When I climb ice everything fades to the background and I’m in a complete flow state. I love the creativity of ice pitches, more than rock it offers limitless options for upward movement. There’s a style to it. It’s where I’m most comfortable.
I love the different textures of ice: frozen neve, wet ice, still forming chandeliers, feeling the bonds between rock and ice through my tools. A delicate placement here or the solid thunk of a well placed pick.
I flew into Denver from Portland on Saturday afternoon, picked up the rental and started the drive to Ouray. I got to Montrose around 10:30pm and the thought of sleeping in the car and suiting up to climb in the dark and cold lost all its appeal and I checked into a motel. I was able to get a good nights sleep, repack my climbing gear, make lunch and boil water for tea for the day.

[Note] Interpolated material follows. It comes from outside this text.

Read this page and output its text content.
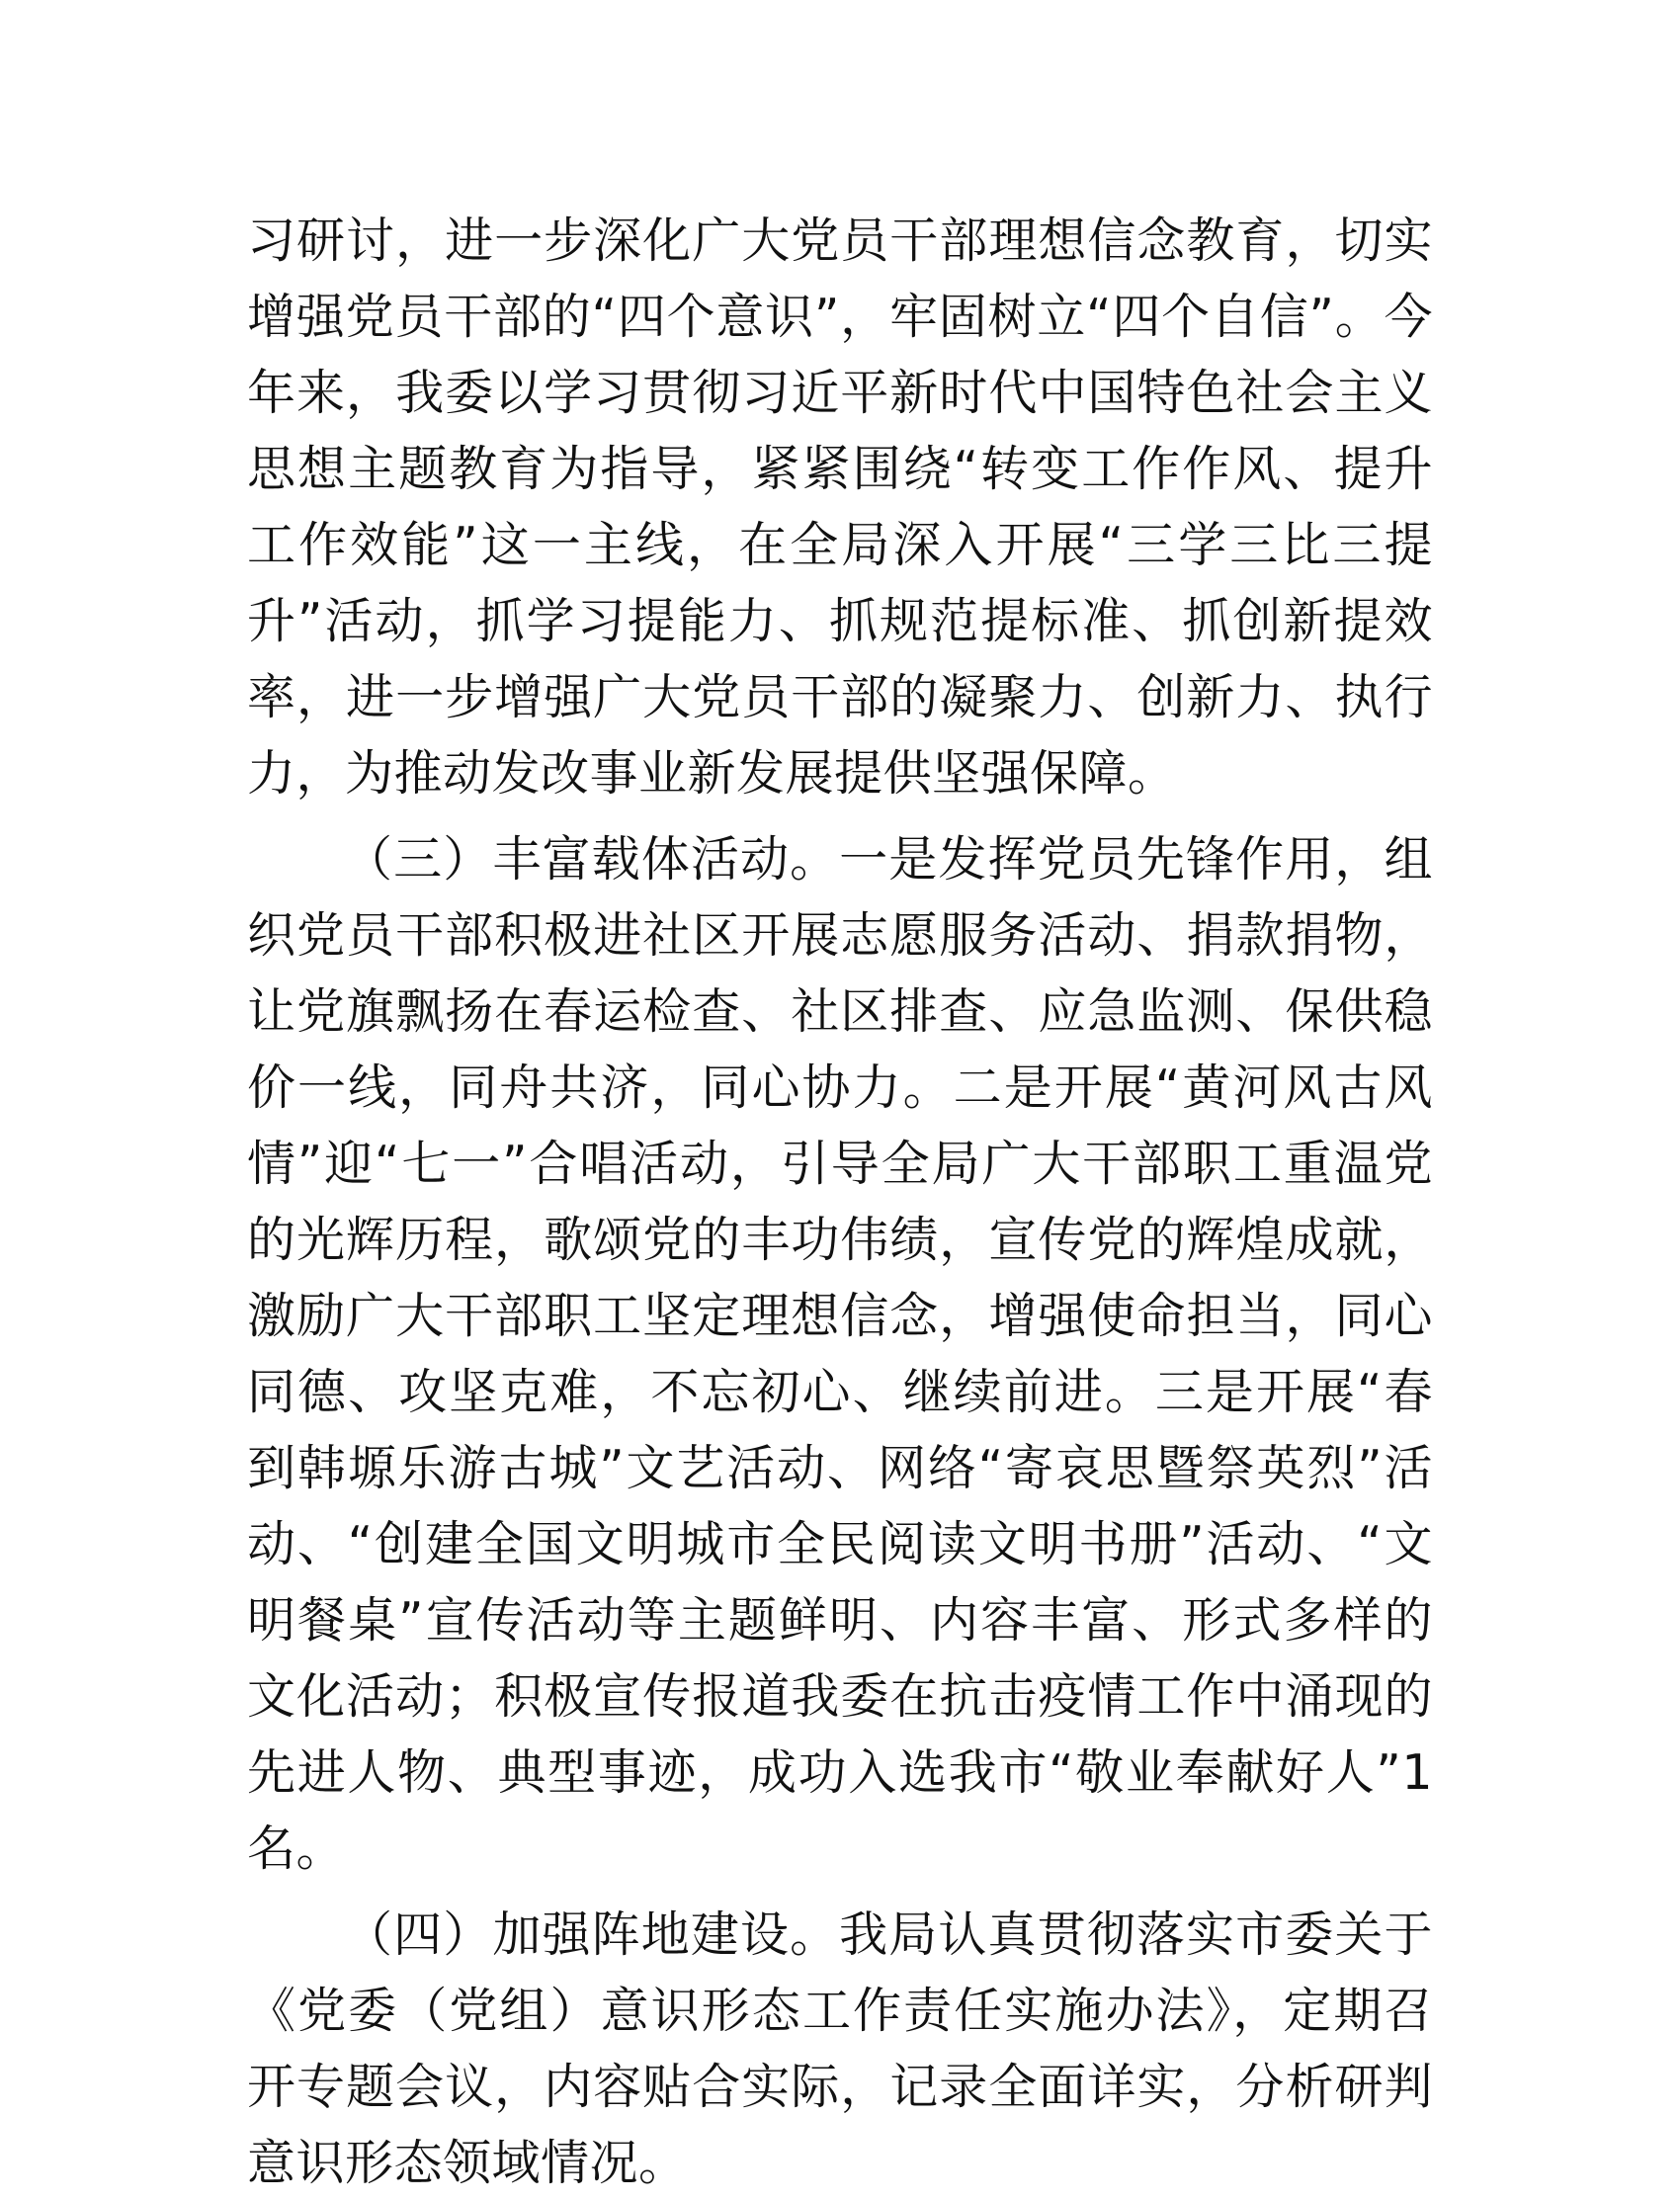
习研讨，进一步深化广大党员干部理想信念教育，切实增强党员干部的“四个意识”，牢固树立“四个自信”。今年来，我委以学习贯彻习近平新时代中国特色社会主义思想主题教育为指导，紧紧围绕“转变工作作风、提升工作效能”这一主线，在全局深入开展“三学三比三提升”活动，抓学习提能力、抓规范提标准、抓创新提效率，进一步增强广大党员干部的凝聚力、创新力、执行力，为推动发改事业新发展提供坚强保障。

（三）丰富载体活动。一是发挥党员先锋作用，组织党员干部积极进社区开展志愿服务活动、捐款捐物，让党旗飘扬在春运检查、社区排查、应急监测、保供稳价一线，同舟共济，同心协力。二是开展“黄河风古风情”迎“七一”合唱活动，引导全局广大干部职工重温党的光辉历程，歌颂党的丰功伟绩，宣传党的辉煌成就，激励广大干部职工坚定理想信念，增强使命担当，同心同德、攻坚克难，不忘初心、继续前进。三是开展“春到韩塬乐游古城”文艺活动、网络“寄哀思暨祭英烈”活动、“创建全国文明城市全民阅读文明书册”活动、“文明餐桌”宣传活动等主题鲜明、内容丰富、形式多样的文化活动；积极宣传报道我委在抗击疫情工作中涌现的先进人物、典型事迹，成功入选我市“敬业奉献好人”1 名。

（四）加强阵地建设。我局认真贯彻落实市委关于《党委（党组）意识形态工作责任实施办法》，定期召开专题会议，内容贴合实际，记录全面详实，分析研判意识形态领域情况。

I texted my partner for the day, a climber I met on Mountain Project to let him know I was about 45 minutes out and en route to the warming hut in the park. Thumbs up, the plan is in motion. When I walked outside I paused slightly when I saw the car was covered in snow and heavy snow was falling I had no idea if the road to Ouray was going to be plowed or not at 6am.
We climbed from 8am until the park closed at 3:30, and then repeated the same the next day for 2 full days. I lost track of how many pitches we climbed. We TR’s some excellent mixed pitches – there’s nothing like the feeling of torquing a pick into a crack or stepping up on a single crampon point on an edge. The last pitch of the last day I climbed up and out with my pack on. I had forgotten what it’s like to climb steep ice with a pack. It takes a bit more effort.
A good trip this week. I’m leaving Ouray tired and satisfied. 2 full work days in Boulder and then back to Portland and my girls.